The Chamber was also an active player in the 2010 Citizens United decision from the U.S. Supreme Court. That decision has allowed corporations to spend unlimited sums on elections while giving groups like the Chamber the ability to use massive contributions from anonymous donors to preordain the outcome of elections. As a 501(c) entity, the Chamber does not have to disclose the sources of its funding while it simultaneously engages in dark money electioneering.

Greenberg Traurig is also a major player in contributions to federal political campaigns, with donations of $17.19 million since 1990 according to OpenSecrets.org.

In 2006, Public Citizen, a nonprofit watchdog, filed a complaint with the IRS against the Chamber, charging that it and “its affiliated Institute for Legal Reform (ILR) failed to report millions in taxable spending from 2000 to 2004 intended to influence state-level attorney general and state supreme court races and federal races around the country.”

On the day the complaint was filed, Public Citizen’s President, Joan Claybrook, stated: “The Chamber is playing an elaborate shell game to conceal its gambit to stack the courts with hand-picked pro-corporate judges. The IRS should promptly investigate its dubious tax reports and address any abuses that it finds.”

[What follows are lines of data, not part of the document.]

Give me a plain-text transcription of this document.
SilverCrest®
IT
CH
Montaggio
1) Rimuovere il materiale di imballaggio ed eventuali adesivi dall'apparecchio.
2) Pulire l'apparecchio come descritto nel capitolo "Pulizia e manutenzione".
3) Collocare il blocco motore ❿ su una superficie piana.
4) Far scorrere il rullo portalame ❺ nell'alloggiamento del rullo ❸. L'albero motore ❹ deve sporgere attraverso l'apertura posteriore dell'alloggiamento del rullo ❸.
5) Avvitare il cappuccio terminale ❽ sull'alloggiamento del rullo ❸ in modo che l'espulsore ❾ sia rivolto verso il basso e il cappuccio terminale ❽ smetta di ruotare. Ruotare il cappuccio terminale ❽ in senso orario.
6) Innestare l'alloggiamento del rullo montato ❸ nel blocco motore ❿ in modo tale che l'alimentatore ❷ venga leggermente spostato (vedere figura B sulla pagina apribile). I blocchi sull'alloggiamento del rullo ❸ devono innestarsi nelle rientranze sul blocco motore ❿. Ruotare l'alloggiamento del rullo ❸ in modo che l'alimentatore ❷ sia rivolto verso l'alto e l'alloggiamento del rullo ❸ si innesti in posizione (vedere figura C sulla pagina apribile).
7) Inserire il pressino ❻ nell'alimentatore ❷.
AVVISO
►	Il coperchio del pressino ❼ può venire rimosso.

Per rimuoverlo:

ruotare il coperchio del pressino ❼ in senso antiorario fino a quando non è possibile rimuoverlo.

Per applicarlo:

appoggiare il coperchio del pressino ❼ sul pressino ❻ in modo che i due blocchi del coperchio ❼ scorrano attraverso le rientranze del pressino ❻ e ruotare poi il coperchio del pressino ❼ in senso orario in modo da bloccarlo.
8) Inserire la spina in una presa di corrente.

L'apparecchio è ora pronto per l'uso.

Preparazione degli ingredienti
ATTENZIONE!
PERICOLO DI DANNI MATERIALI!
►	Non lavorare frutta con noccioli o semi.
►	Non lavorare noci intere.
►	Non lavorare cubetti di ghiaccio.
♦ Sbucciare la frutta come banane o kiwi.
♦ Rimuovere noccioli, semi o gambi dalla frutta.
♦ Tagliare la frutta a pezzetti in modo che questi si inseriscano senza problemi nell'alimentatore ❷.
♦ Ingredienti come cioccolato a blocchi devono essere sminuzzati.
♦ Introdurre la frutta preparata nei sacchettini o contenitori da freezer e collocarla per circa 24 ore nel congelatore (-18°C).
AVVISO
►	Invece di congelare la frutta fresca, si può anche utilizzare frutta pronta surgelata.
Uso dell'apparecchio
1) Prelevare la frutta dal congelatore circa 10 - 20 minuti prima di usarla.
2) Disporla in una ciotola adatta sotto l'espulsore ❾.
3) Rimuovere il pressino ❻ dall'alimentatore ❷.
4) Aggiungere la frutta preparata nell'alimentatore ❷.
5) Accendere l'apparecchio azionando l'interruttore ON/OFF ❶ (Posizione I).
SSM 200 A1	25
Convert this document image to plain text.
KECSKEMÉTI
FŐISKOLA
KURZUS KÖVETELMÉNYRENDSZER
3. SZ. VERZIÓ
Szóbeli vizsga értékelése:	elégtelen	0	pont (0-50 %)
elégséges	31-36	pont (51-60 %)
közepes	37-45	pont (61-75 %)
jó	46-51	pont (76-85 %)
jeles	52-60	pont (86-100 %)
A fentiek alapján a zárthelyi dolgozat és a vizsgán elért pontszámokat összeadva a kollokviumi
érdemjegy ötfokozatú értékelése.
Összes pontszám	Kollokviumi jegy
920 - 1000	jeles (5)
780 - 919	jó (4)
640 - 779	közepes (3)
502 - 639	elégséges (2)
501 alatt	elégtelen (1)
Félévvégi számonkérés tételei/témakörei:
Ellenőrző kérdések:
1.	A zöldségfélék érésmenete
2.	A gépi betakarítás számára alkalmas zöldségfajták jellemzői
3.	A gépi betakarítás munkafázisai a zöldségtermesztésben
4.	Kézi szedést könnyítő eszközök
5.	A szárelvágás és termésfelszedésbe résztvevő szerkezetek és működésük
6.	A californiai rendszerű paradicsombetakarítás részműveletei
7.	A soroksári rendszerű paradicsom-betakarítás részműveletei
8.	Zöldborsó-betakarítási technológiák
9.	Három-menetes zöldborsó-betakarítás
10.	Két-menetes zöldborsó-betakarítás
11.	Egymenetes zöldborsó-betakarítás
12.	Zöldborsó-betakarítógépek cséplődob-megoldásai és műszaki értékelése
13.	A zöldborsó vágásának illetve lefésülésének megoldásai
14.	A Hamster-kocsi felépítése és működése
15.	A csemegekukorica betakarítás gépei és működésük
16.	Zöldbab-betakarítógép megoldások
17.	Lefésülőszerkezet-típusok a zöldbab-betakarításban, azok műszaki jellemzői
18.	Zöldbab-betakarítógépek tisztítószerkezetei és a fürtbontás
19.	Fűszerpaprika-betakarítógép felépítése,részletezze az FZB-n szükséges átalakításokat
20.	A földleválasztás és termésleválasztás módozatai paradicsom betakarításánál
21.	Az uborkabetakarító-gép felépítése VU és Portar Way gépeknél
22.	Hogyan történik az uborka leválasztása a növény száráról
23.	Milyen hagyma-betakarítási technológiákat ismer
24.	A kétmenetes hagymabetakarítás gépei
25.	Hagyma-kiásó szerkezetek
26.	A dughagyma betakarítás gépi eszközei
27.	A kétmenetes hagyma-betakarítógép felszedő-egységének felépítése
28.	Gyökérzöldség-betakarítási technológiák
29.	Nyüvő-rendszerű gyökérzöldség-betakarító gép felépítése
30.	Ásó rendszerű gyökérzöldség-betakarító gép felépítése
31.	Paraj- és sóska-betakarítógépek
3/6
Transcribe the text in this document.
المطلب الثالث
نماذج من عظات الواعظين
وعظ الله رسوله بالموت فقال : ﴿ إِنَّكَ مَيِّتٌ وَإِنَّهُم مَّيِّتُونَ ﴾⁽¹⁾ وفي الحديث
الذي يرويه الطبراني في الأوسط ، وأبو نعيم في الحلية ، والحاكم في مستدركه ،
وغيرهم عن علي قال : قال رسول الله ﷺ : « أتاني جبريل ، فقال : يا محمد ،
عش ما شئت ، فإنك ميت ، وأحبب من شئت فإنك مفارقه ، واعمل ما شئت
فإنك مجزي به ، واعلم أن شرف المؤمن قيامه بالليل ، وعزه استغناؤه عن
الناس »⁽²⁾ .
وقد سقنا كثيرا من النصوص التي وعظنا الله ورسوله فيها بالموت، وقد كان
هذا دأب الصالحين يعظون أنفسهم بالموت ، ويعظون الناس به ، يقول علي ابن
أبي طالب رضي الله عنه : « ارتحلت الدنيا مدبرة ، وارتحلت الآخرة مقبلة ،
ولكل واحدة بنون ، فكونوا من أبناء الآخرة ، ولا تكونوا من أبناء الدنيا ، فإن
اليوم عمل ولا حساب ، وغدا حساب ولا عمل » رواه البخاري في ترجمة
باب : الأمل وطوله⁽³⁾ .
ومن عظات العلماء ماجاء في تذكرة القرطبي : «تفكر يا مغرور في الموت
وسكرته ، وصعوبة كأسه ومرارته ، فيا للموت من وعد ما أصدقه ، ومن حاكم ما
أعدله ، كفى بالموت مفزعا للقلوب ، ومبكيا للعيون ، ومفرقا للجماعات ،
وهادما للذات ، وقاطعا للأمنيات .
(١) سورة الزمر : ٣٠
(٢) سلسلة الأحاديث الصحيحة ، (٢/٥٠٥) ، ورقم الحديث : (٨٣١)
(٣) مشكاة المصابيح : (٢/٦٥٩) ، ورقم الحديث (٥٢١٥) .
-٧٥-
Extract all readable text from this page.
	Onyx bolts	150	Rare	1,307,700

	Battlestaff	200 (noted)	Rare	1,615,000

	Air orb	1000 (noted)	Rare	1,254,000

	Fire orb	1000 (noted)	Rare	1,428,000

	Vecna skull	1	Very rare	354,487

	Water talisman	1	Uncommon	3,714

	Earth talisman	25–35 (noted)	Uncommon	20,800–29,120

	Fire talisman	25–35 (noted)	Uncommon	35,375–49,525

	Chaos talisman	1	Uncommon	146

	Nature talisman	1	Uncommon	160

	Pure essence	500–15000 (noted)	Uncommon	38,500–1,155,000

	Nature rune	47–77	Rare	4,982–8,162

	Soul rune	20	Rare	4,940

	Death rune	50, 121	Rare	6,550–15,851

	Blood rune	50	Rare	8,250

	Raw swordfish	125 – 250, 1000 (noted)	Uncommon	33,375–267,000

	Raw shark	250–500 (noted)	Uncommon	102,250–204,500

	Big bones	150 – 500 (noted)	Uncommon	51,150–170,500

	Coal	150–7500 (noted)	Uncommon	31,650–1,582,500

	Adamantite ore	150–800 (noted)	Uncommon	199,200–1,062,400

According to the complaint, in 2000 the Chamber claimed it had succeeded in winning 15 out of 17 state supreme court races after spending $6 million. In 2002, it announced that it would spend $40 million on political races in Congress and state-level races for attorney general. According to Public Citizen’s complaint, the Chamber failed to report this activity on its tax returns from 2000 to 2003.

Increasingly, we hear concerns being raised by leaders, both here and abroad, that democracy is slipping away from the American people. My epiphany of that sad reality came at the hands of the Giuliani administration 22 years ago on a beautiful spring day on a sidewalk in New York.